Curtis, a Republican, then served 16 years in the U.S. House of Representatives and 20 years in the U.S. Senate before becoming vice president. William Borah, a Republican senator from Idaho, described him as being a “great reconciler” and “one of the best political poker players in America.”

Near the end of a term plagued by economic depression, Hoover and Curtis lost their bid for re-election in November 1932 to Democrats Franklin D. Roosevelt and John Nance Garner. Curtis died in 1936, at age 76, and is buried in Topeka Cemetery beside his wife, Anna.

As vice president, Curtis’s official address was the stately mansion at 1101 S.W. Topeka Blvd., where he began living in 1907. The two-story house was built in 1879 and encompasses 4,468 square feet, according to the website of the Shawnee County Appraiser’s Office. It is listed on the National Register of Historic Places.

Don and Nova Cottrell, who lived at Perry in Jefferson County, were newly retired when they bought the Curtis home in 1993, Dannenberg said.
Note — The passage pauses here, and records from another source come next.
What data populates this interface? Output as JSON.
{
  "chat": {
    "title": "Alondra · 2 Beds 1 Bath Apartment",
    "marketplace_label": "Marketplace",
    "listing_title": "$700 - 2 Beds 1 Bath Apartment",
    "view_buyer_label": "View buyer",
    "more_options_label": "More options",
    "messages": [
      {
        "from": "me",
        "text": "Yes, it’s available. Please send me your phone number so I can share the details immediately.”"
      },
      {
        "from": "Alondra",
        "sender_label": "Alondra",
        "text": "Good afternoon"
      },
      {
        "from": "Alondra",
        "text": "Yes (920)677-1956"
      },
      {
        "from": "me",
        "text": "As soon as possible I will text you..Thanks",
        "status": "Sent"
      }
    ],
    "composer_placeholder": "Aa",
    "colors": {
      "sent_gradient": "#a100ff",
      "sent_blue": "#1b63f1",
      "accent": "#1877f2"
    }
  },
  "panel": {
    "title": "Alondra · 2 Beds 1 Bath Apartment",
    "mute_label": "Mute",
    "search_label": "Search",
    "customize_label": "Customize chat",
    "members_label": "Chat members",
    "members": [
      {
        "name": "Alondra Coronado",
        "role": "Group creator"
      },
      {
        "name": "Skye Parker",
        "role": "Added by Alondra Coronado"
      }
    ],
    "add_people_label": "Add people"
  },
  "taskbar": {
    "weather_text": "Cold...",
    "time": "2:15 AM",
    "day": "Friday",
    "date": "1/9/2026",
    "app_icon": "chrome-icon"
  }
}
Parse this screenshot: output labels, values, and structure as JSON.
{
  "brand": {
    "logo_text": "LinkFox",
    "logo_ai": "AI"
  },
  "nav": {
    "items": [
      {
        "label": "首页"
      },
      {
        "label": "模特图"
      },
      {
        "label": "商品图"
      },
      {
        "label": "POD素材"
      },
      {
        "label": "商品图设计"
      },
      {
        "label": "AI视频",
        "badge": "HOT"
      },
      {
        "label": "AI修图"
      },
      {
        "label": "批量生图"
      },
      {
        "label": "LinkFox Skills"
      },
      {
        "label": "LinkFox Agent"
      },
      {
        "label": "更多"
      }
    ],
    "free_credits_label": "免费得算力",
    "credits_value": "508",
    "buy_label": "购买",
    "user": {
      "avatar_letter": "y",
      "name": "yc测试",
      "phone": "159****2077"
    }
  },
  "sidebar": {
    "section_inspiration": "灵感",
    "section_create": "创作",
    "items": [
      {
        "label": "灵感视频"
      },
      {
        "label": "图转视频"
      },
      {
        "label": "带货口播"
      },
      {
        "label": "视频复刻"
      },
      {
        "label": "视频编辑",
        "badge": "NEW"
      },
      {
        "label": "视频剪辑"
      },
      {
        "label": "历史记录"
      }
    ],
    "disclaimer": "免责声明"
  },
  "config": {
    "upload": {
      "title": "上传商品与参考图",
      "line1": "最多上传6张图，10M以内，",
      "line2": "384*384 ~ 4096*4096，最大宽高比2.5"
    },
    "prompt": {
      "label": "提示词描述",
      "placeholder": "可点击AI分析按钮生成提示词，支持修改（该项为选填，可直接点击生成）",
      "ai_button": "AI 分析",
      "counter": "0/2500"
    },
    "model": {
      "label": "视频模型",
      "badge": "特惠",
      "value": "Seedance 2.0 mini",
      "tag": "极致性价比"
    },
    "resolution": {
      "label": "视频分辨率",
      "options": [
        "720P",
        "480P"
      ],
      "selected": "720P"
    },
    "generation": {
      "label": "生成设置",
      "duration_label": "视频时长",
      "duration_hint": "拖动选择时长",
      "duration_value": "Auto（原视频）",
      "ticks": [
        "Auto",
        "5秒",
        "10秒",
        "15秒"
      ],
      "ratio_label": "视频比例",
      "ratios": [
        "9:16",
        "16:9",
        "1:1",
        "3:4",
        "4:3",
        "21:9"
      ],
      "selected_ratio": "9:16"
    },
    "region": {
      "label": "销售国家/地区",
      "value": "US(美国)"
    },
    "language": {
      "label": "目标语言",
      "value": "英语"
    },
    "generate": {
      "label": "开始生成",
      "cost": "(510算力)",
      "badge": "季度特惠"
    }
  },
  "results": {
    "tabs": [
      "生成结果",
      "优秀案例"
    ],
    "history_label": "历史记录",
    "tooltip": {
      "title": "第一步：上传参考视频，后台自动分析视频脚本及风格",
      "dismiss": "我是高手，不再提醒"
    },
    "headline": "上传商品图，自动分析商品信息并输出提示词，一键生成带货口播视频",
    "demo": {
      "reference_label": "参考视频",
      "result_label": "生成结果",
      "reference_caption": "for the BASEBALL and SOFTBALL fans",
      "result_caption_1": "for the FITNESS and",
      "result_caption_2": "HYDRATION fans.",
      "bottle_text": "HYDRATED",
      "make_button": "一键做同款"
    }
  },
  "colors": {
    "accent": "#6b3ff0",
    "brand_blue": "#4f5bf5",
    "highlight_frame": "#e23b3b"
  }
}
She said Nova Cottrell, during 25 years of being employed at Josten’s in Topeka, often referred to the Curtis mansion as “my house” as she passed by while carpooling with other women. Her friends likewise called the mansion “Nova’s house,” Dannenberg added.

She said that after Nova Cottrell retired, she was working at an antique booth in a mall when a real estate agent she knew told her the mansion was for sale and suggested the Cottrells buy it and keep Nova Cottrell’s antiques there.

Don Cottrell agreed to look at the mansion but said he wasn’t going to buy it, Dannenberg said.